TrendMicro: WORM_CROWT.D

WORM_CROWT.D is a non-destructive, memory-resident worm that spreads via email using its own Simple Mail Transfer Protocol (SMTP) engine to send email to those addresses found in the Windows Address Book. This worm has backdoor capabilities that could allow a remote user to perform malicious activities. It also modifies the Windows HOSTS File to prevent affected users from accessing specific Websites, including Trend Micro, McAfee, Kaspersky, F-Secure, Symantec, and Sophos. This worm is currently spreading in-the-wild, and infecting systems running Windows 95, 98, ME, NT, 2000, and XP.

Upon execution, the worm opens the URL http://news.google.com, and drops the files SERVICES.EXE and SERVICES.DLL. The file SERVICES.EXE is a copy of the worm, which is executed at every system startup. The worm's DLL component, SERVICES.DLL, contains a routine that attempts to send copies of itself via email using its own Simple Mail Transfer Protocol (SMTP) engine to email addresses found in the Windows Address Book (WAB). The email message body may contain information gathered from the Google Web page.

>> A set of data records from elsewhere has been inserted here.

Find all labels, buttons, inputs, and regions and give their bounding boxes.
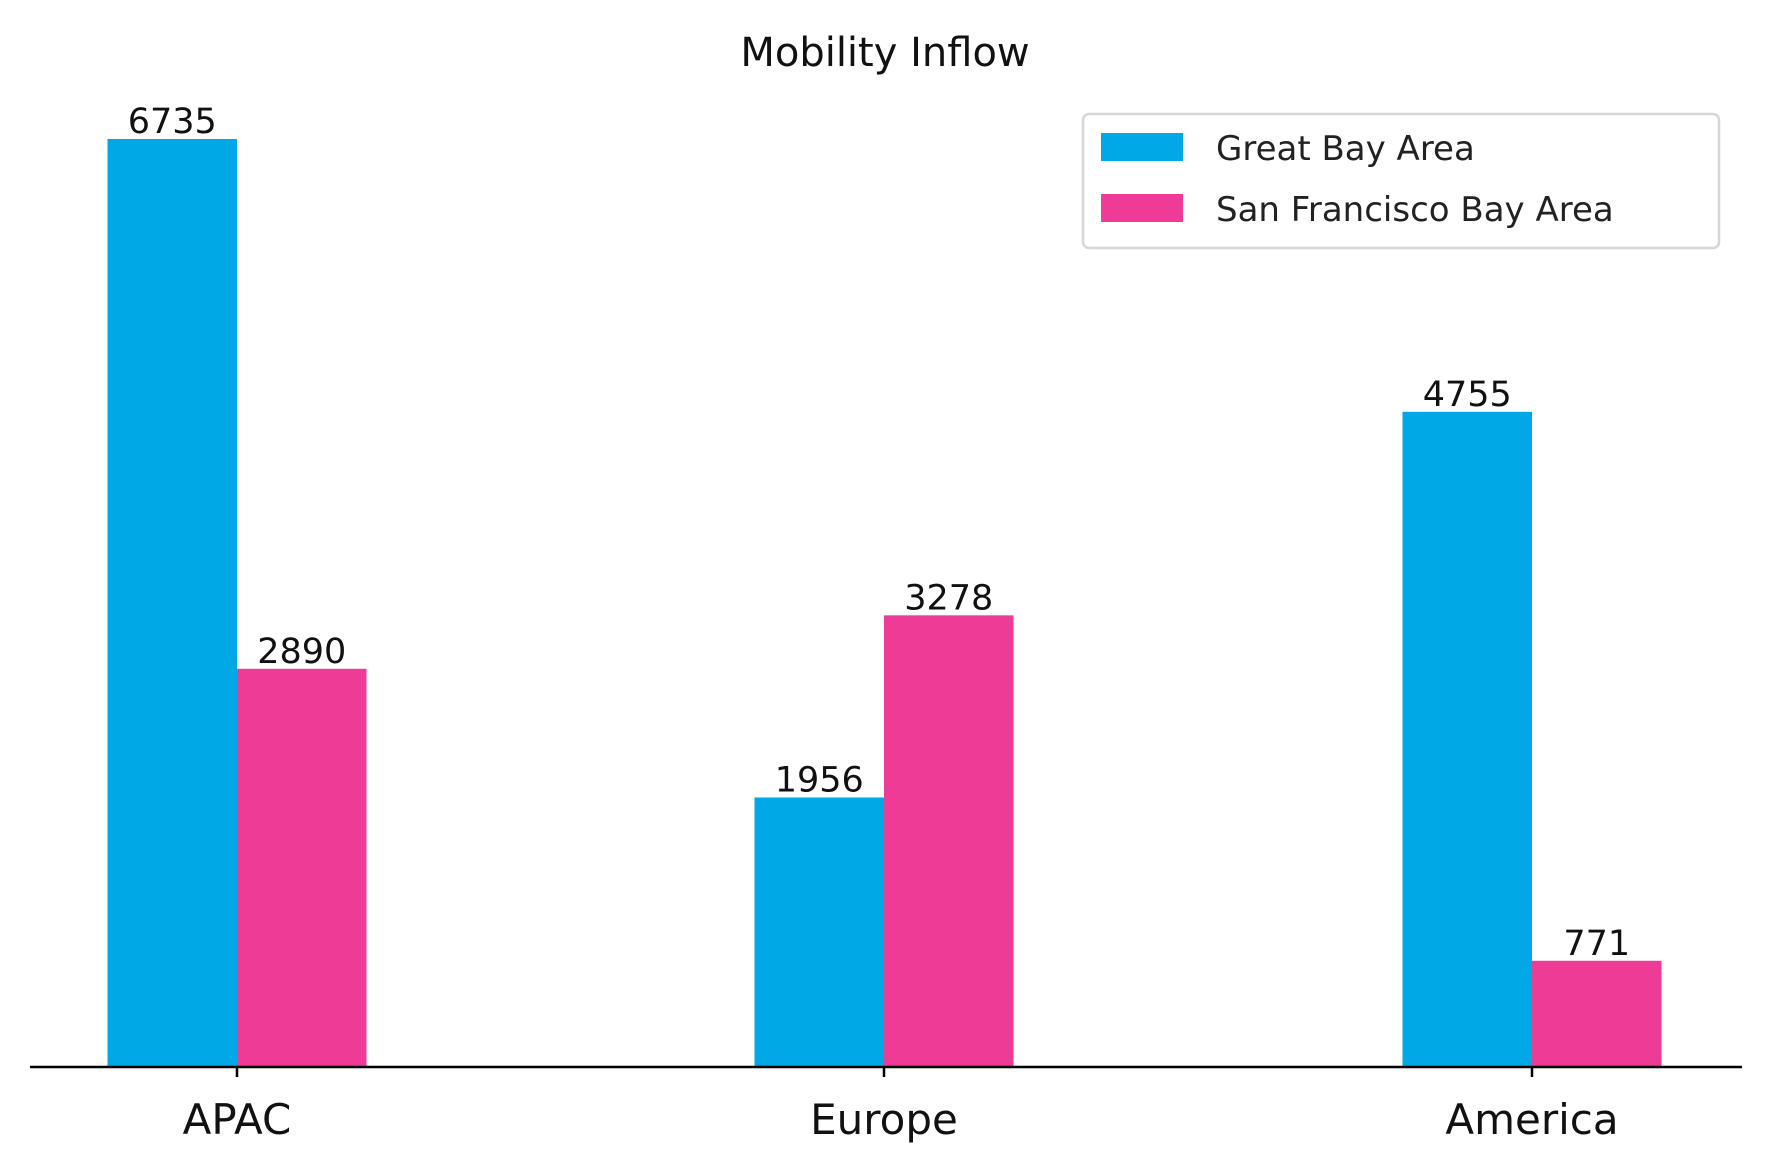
- legend: Great Bay Area San Francisco Bay Area: [1081, 112, 1721, 250]
- data-label-san-francisco-bay-area-europe: 3278: [904, 578, 993, 618]
- data-label-great-bay-area-europe: 1956: [775, 760, 864, 800]
- legend-frame: [1081, 112, 1721, 250]
- chart-title: Mobility Inflow: [740, 30, 1029, 76]
- bar-san-francisco-bay-area-apac: [237, 668, 367, 1067]
- legend-label-san-francisco-bay-area: San Francisco Bay Area: [1216, 190, 1614, 230]
- x-axis-ticks: APAC Europe America: [183, 1067, 1619, 1144]
- bar-great-bay-area-america: [1402, 411, 1532, 1067]
- data-label-san-francisco-bay-area-apac: 2890: [257, 632, 346, 672]
- x-tick-label-europe: Europe: [810, 1095, 958, 1144]
- data-label-great-bay-area-apac: 6735: [128, 102, 217, 142]
- legend-swatch-san-francisco-bay-area: [1101, 194, 1183, 222]
- legend-swatch-great-bay-area: [1101, 133, 1183, 161]
- bar-great-bay-area-europe: [754, 797, 884, 1067]
- legend-label-great-bay-area: Great Bay Area: [1216, 129, 1475, 169]
- bar-san-francisco-bay-area-america: [1532, 960, 1662, 1067]
- x-tick-label-america: America: [1445, 1095, 1618, 1144]
- data-label-san-francisco-bay-area-america: 771: [1563, 924, 1630, 964]
- bar-san-francisco-bay-area-europe: [884, 615, 1014, 1067]
- bar-great-bay-area-apac: [107, 139, 237, 1067]
- data-labels-layer: 6735 1956 4755 2890 3278 771: [128, 102, 1630, 964]
- bars-layer: [107, 139, 1662, 1067]
- x-tick-label-apac: APAC: [183, 1095, 292, 1144]
- data-label-great-bay-area-america: 4755: [1423, 375, 1512, 415]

This worm also has backdoor capabilities, which may allow a remote user to execute the following malicious commands:

* Copy files
* Check operating system version
* Execute processes
* Delete cookies
* Download files
* Log & send keystrokes to remote user
* Capture screenshots
* Terminate processes
* Shutdown/restart system

The worm also performs a HOSTS file modification routine that results in a user being blocked from accessing specific Web sites, and instead being redirected to a specific IP address. The following sites are inaccessible to affected users due to this modification routine:

* uk.trendmicro-europe.com
* www.pandasoftware.com
* sandbox.norman.no
* grisoft.com
* trendmicro.com
* rads.mcafee.com
* customer.symantec.com
* liveupdate.symantec.com
* us.mcafee.com
* updates.symantec.com
* update.symantec.com
* nai.com
* secure.nai.com
* dispatch.mcafee.com
* download.mcafee.com
* my-etrust.com
* mast.mcafee.com
* ca.com
* networkassociates.com
* avp.com
* kaspersky-labs.com
* kaspersky.com
* f-secure.com
* viruslist.com
* liveupdate.symantecliveupdate.com
* mcafee.com
* sophos.com
* symantec.com
* securityresponse.symantec.com
* www.grisoft.com
* www.trendmicro.com
* www.nai.com
* www.my-etrust.com
* www.ca.com
* www.networkassociates.com
* www.kaspersky.com
* www.avp.com
* www.f-secure.com
* www.viruslist.com
* www.mcafee.com
* www.sophos.com
* www.symantec.com

If you would like to scan your computer for WORM_KRYNOS.B or thousands of other worms, viruses, Trojans and malicious code, visit HouseCall, Trend Micro's free, online virus scanner at: http://housecall.trendmicro.com/

WORM_CROWT.D is detected and cleaned by Trend Micro pattern file #2.543.03 and above.